Monday, 23 March 2015 / No comments

Orient by Christopher Bollen

Title: Orient
Author: Christopher Bollen
Publisher: Simon & Schuster (Aus)
Published: 1 April 2015
Source: ARC via NetGalley




Blurb:
At the eastern edge of Long Island, far from the hustle of New York City, stands Orient, a village that has been home to a few families for hundreds of years and is now - reluctantly - opening up to wealthy weekenders and artists from the city. 

On the last day of summer, a young man with a hazy past appears, and not long after comes a series of events that shatters the peace in this isolated community. A strange, twisted creature washes ashore on the Sound and then a human corpse is found floating in the water. A woman dies in bizarre circumstances and a house fire erupts out of nowhere.

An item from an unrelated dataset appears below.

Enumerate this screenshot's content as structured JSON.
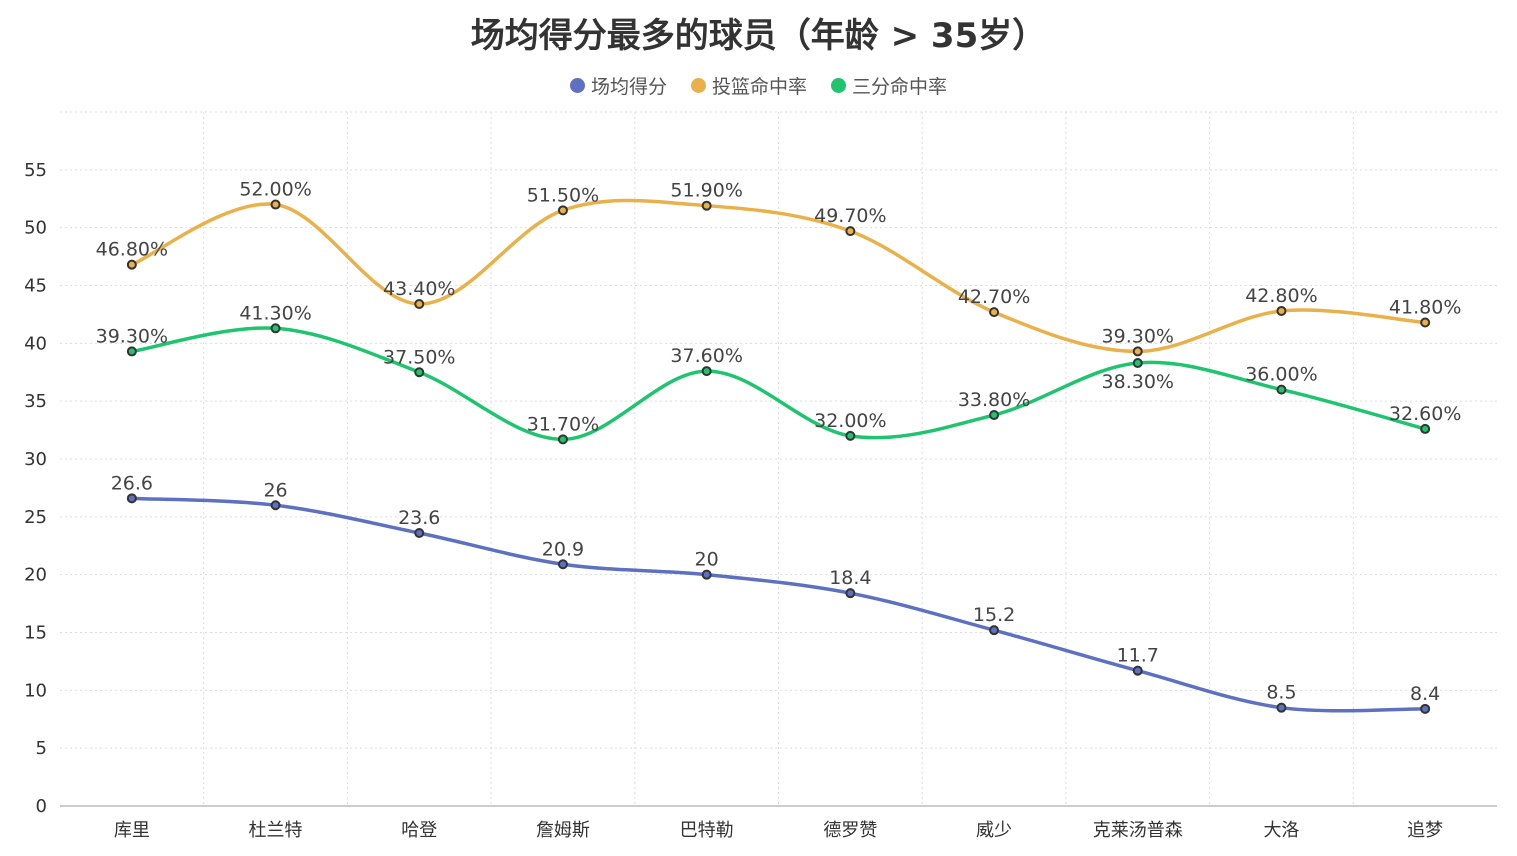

Fear and suspicion mount until everyone's secrets threaten to be exposed. But who is Mills Chevern? What is his real name and why is he here? As all eyes shift towards the orphan drifter, Mills elicits the support of Beth Shepherd, an Orient native who is hiding a secret of her own.



When native Long Islander, Paul, comes across Mills in a drug haze in his apartment hallway, he takes pity on him and gives him a home. He enlists Mills' help in a clear out of his parents' old home in the normally sleepy town of Orient. As an outsider, Mills doesn't get a very warm welcome, and when people start dying just after he arrives, he's a natural suspect.

I found Orient a bit of a slow burner at first, it took a while to get into initially, but the tension builds and builds until the final pay off which is definitely worth waiting for. It's not often that I have no idea who the killer is in a murder mystery, but I can honestly say I had no idea this time.

The point of view switches between Mills and Beth, a failed artist who has returned to Orient in the hopes of starting a family with her foreign husband. This allows us insights that Mills, as an outsider, wouldn't have about the community and helps to build the case against particular suspects. Each death is more violent than the last, and I stayed up way later than I should have to find out who was responsible.

Orient is a great thriller that is definitely worth sticking with.